AUDUSD: Weaker than expected jobs numbers sent the Australian dollar to session lows Thursday as analysts said rising unemployment is beginning to show a trend, raising the prospect of a possible rate cut in coming months.

Unemployment rose to a higher-than-expected 5.3% in August–a near 12 month high–from 5.1% in July, while the number of employed fell 9,700, the Australian Bureau of Statistics said Thursday. Economists had expected 5.1% unemployment and 11,000 new jobs.

The data prompted a flurry of analysts to predict the Reserve Bank of Australia may need to begin easing policy sooner than anticipated, although the rates market has long been pricing in rate cuts.

We expect a range for today in AUDUSD rate of 1.0340 to 1.0480 (We entry long at 1.0400 ranges, stop loss at 1.0330, target at 1.0460, 1.0520, 1.0580.)

EURUSD: Speculators slashed their bearish bets against the dollar and increased their wagers against the euro, data from the Commodity Futures Trading Commission’s showed Friday.

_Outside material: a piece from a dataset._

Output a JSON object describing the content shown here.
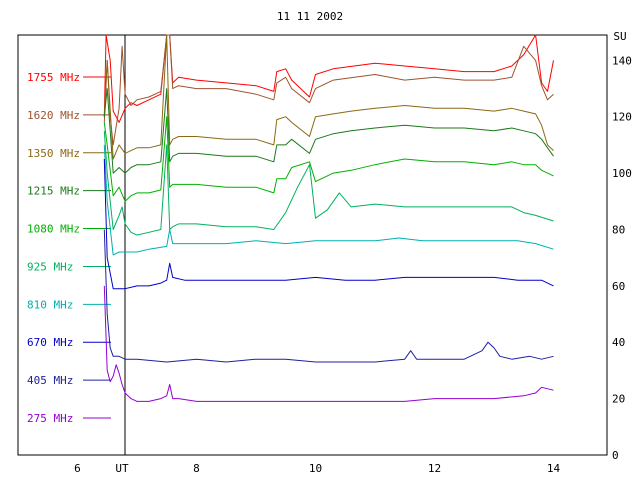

The dollar, which has been out of favor with currency investors, had the smallest net short position it’s seen since Jan. 4. Investors backed away from bets that another global recession and a phalanx of fiscal woes for developed-market governments worldwide would continue to hurt the dollar’s outlook. Traders bet a net $5.5 billion that the dollar will decline against all major currencies, down 65% from the previous week’s report.

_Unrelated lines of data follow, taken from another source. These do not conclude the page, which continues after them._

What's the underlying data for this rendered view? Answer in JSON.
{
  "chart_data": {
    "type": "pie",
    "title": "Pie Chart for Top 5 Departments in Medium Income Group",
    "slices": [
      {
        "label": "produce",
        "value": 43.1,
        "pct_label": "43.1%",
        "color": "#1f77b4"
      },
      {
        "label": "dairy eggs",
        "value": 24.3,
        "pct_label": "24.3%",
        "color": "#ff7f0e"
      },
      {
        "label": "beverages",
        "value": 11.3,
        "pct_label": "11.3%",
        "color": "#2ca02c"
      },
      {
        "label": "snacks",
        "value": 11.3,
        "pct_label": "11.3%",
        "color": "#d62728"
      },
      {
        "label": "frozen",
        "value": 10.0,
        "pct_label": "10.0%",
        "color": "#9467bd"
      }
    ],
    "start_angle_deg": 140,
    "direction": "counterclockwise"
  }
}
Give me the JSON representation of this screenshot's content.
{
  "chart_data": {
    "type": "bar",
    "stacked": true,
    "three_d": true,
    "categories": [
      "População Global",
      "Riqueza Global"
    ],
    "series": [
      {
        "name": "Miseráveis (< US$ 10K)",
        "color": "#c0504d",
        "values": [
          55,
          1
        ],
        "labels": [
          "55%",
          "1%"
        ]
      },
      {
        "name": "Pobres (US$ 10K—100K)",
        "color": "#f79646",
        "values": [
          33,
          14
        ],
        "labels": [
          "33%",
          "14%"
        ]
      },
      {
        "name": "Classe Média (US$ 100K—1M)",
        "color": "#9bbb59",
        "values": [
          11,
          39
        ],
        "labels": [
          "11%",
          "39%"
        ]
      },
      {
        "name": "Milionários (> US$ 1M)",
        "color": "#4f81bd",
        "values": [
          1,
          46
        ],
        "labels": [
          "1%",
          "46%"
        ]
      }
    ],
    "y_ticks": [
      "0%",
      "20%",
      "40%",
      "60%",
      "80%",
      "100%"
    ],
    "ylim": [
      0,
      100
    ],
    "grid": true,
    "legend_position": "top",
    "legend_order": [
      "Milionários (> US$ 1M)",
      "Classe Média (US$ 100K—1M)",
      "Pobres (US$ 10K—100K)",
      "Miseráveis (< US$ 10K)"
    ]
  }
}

The euro, which remains strong despite a drumbeat of negative news about the monetary union’s sovereign-debt troubles, had a net short position worth $6.4 billion, shooting up to 36,443 contracts, the largest market short against the euro since Jan. 11. That’s a big change from last week, when traders were virtually neutral on the euro’s prospects.

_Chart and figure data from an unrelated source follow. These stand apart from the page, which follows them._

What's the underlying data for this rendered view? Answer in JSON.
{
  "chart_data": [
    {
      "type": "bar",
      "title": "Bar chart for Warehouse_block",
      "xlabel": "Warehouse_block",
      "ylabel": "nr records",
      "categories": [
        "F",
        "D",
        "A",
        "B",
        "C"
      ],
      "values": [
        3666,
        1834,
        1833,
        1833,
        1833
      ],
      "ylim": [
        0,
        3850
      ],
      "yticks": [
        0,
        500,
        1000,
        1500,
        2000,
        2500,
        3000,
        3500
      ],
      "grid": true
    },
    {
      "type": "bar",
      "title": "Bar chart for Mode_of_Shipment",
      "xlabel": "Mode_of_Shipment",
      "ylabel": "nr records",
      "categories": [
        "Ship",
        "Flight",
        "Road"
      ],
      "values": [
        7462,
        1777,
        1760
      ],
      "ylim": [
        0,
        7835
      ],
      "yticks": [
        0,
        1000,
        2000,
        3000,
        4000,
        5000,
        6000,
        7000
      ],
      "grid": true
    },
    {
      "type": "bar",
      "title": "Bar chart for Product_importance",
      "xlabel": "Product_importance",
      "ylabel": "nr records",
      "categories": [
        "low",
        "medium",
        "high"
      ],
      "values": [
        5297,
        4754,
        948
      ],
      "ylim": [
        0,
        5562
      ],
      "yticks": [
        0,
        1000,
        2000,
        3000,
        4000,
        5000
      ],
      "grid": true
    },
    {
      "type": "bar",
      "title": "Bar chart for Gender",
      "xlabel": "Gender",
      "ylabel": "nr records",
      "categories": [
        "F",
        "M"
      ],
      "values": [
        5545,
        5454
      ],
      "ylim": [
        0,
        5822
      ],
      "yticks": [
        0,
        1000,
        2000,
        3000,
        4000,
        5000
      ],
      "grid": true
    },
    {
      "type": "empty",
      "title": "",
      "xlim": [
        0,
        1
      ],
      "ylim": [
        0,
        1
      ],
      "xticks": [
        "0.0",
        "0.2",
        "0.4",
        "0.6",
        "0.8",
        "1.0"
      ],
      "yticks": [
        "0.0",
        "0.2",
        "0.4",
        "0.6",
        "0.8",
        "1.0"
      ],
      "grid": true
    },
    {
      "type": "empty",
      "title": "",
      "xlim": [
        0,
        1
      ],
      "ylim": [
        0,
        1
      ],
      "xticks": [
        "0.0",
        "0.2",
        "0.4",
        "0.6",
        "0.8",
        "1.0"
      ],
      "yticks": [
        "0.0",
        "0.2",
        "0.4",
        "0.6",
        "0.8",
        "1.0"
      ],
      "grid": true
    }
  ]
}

We expect a range for today in EURUSD rate 1.3530 to 1.3630 (We avoid trading the pair at this stage, the pair could head further SOUTH toward 1.3000 areas.)

USDJPY: In a speech overnight, Fed Chairman Ben Bernanke failed to shed any light on the Fed’s likely course of action when the bank reconvenes for a special 2-day meeting on Sept 20.

Bernanke stopped short of announcing any specific measures to resurrect growth in the U.S, but assured markets the Fed still has the tools if necessary. The baton will now be handed to President Obama who is expected to unveil a grand job creation plan said to be worth $US300 billion.

We expect a range for today in USDJPY rate of 77.20 to 77.70 (We expect the pair going side way this week within this range.)